Pros for Living on the Love Boat:
- The sex is free and constant… for a little awhile at least. On top of that, a person that you are just getting to know might not want to do “that thing you don’t tell anyone you like to do,” or you might not want to tell them about “that thing,” but in a relationship a partner will not only be willing to listen to your fucked up desire, but be willing to do it to. Cause they love you or something I guess.
- More and better birthday and Christmas presents. Your partner wants to outdo everyone else and give you the best possible present and they usually come through. Cause they love you or something I guess.
- I also admit I’m more stylish, dress better, smell better, and look better in a relationship because my girls wants her man to look good for her. Then it attracts other members of the opposite sex and they get in a cat fight and she says “That’s… MY MAN!” and pulls weave. Cause they love you or something I guess.
- More opportunity to share the movies, shows, music, activities, and hobbies with another person. Everybody loves it when they just KNOW that somebody they care about will LOVE something that they didn’t even know about. You say “Hey, listen to this song, you’ll LOVE IT!” and then start playing the song for them. Then it becomes this awkward moment where they are waiting for you to start crying from joy and then you’re waiting for the part where you actually do love it. I think if you want to share something with someone, you should probably just send it in an e-mail so there aren’t expectations for the other person to dedicate their life to the song or YouTube video you just showed them. I get it, I like it, but this is awkward. But it’s still nice to share those things and those favorite Netflix movies with someone you care about. Cause they love you or something I guess.
- Oh, and love I guess.
As you can see, I’ve outlined several Pros to both being single and several others to being in a relationship and both lists appeal to me in one way or another.

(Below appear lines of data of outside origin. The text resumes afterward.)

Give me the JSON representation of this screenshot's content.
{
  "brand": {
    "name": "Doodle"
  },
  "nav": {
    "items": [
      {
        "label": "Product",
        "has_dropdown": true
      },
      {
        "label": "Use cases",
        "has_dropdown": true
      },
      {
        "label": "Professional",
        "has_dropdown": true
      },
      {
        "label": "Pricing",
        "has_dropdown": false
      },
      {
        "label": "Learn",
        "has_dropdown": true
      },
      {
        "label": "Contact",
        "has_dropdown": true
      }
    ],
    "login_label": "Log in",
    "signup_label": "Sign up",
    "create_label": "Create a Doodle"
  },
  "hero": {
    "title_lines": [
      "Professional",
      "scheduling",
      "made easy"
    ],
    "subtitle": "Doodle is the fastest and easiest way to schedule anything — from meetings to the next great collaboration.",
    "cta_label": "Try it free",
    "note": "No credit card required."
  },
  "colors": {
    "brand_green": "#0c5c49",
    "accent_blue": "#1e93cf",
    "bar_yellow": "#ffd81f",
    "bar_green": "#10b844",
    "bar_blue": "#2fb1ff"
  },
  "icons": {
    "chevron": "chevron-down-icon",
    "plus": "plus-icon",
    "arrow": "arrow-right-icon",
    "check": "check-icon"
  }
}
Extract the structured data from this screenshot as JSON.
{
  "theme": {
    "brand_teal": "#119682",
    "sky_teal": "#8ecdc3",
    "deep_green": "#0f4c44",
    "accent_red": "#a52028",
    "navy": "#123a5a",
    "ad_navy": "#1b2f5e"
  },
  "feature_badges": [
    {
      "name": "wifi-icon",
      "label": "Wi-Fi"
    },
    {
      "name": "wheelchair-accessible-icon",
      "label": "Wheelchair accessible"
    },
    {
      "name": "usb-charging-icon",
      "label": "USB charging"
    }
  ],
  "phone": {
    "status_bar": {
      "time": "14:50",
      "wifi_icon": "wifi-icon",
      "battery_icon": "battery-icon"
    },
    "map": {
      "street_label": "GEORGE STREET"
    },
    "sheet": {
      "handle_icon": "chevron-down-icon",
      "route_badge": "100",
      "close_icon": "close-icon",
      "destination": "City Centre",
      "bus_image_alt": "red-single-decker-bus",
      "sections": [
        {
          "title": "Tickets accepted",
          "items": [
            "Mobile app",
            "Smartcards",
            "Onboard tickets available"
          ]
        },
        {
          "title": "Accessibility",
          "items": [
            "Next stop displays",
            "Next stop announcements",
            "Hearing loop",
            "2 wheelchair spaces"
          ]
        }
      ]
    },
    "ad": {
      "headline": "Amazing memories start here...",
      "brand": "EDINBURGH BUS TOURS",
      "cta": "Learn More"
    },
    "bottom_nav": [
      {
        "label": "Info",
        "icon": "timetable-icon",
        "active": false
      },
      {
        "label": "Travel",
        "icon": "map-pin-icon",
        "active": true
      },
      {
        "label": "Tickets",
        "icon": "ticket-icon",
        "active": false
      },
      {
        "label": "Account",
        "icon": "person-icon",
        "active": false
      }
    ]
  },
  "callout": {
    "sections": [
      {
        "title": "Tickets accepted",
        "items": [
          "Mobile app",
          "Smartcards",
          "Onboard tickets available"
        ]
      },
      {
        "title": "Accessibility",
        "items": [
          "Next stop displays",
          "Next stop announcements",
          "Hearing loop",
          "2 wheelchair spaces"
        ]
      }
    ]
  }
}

Being single is about freedom. Being in a relationship is about companionship. The “die alone” fear is one of the most prevalent in our society. Nobody wants to do it and nobody knows for sure when they’ll be ready to sacrifice their freedom for it. Sometimes the grass is greener on the other side and sometimes the grass is greener when you can just go home, rub one out, not have to call or talk to anybody, and fall asleep watching Homeland.
I’ll keep checking in on OkCupid, keep saying “Wassup baby girl?” to girls at the bar (and with such success!) and keep making a mild effort to Wang Chung tonight, but with my current schedule and mindset, it’s not the most important thing to me. I just know that right now my effort level to finding that “Special Someone” is at DEFCON EHHHH and I’m okay with that.